Submitted to: Virology
Publication Type: Peer Reviewed Journal
Publication Acceptance Date: 9/22/2000
Publication Date: N/A
Citation: Interpretive Summary: Subgroup J avian leukosis virus (ALV-J) is an emerging economically important virus infection that can cause cancer-like disease and other production problems in meat-type chickens. Previous observations suggest that the virus is changing (mutating) at a high rate; however, information regarding the ability of ALV-J to recombine with other subgroups of ALV viruses is not known. Understanding the molecular structure and relationships among strains of ALV-J that are able to recombine with other subgroups of ALV is an important component of any effort to develop specific diagnostics and effective control programs. Our data show that two strains of ALV-J, that had been isolated from broiler breeder flocks in the United States, are indeed able to recombine with another subgroup of ALV, namely subgroup A and developed into a hybrid virus having the characteristics of both subgroups, A and J. This new information is significant and useful to scientists who are studying the basic principles of tumor formation by this emerging virus; the information should also be useful to industry scientists working on ALV-J vaccines and diagnostic kits.

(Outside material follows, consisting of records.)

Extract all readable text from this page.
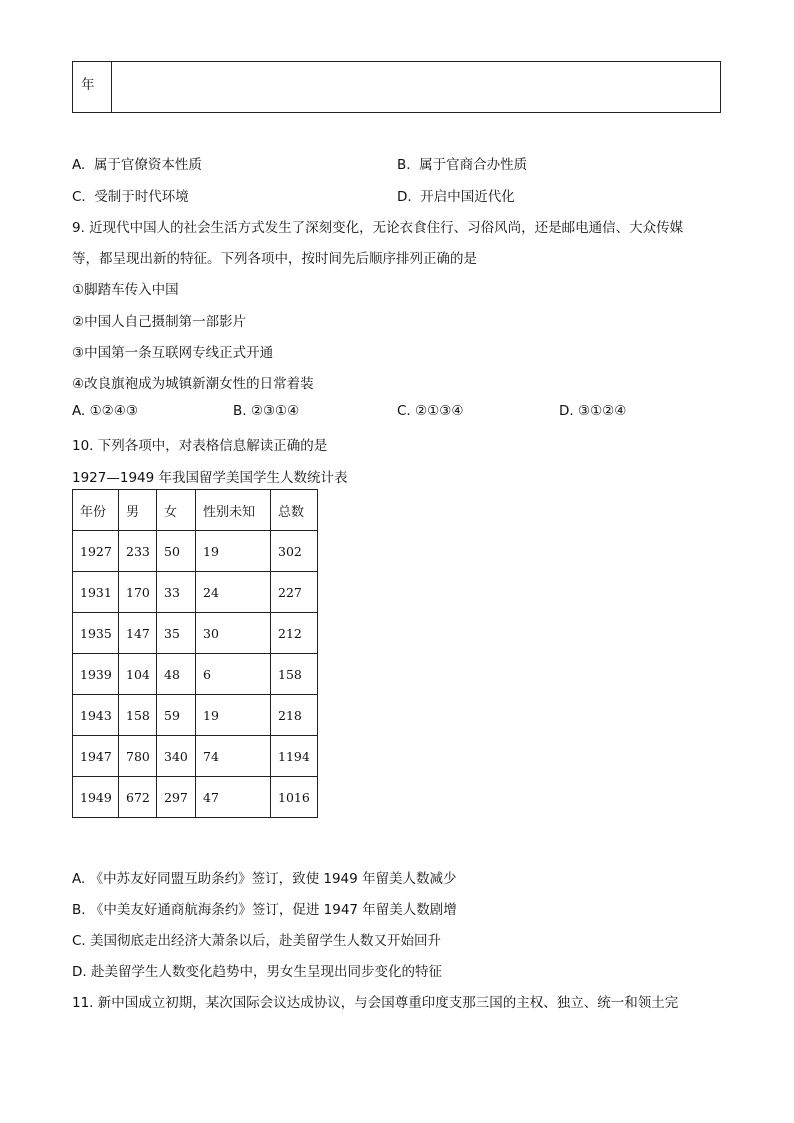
年
A. 属于官僚资本性质	B. 属于官商合办性质
C. 受制于时代环境	D. 开启中国近代化
9. 近现代中国人的社会生活方式发生了深刻变化，无论衣食住行、习俗风尚，还是邮电通信、大众传媒
等，都呈现出新的特征。下列各项中，按时间先后顺序排列正确的是
①脚踏车传入中国
②中国人自己摄制第一部影片
③中国第一条互联网专线正式开通
④改良旗袍成为城镇新潮女性的日常着装
A. ①②④③	B. ②③①④	C. ②①③④	D. ③①②④
10. 下列各项中，对表格信息解读正确的是
1927—1949 年我国留学美国学生人数统计表
年份	男	女	性别未知	总数
1927	233	50	19	302
1931	170	33	24	227
1935	147	35	30	212
1939	104	48	6	158
1943	158	59	19	218
1947	780	340	74	1194
1949	672	297	47	1016
A. 《中苏友好同盟互助条约》签订，致使 1949 年留美人数减少
B. 《中美友好通商航海条约》签订，促进 1947 年留美人数剧增
C. 美国彻底走出经济大萧条以后，赴美留学生人数又开始回升
D. 赴美留学生人数变化趋势中，男女生呈现出同步变化的特征
11. 新中国成立初期，某次国际会议达成协议，与会国尊重印度支那三国的主权、独立、统一和领土完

Technical Abstract: Three recombinant Avian leukosis subgroup J viruses, ADOL 5701A, ADOL 5701A DELTA and ADOL 6803A, carrying a subgroup A envelope have been isolated and characterized. These viruses were identified by their ability to replicate in DF-1/J, a recombinant chicken embryo fibroblast (CEF) cell line expressing the subgroup J envelope that is resistant to subgroup J replication. Flow cytometric analysis of DF-1/J cells infected with ADOL 5701 and ADOL 6803, two subgroup J isolates, indicated cross reactivity with subgroup A chicken polyclonal serum. The envelope and LTR of these viruses was amplified using primers specific for subgroup A envelope and subgroup J LTR. Sequence analysis of the PCR products indicated that these viruses had a subgroup A gp85, a subgroup E gp37 and a subgroup J LTR. These results indicate that these three recombinant viruses arose by recombination between exogenous subgroup J isolates and a defective endogenous virus with subgroup A gp85 and subgroup E gp37 present in alv6 cells.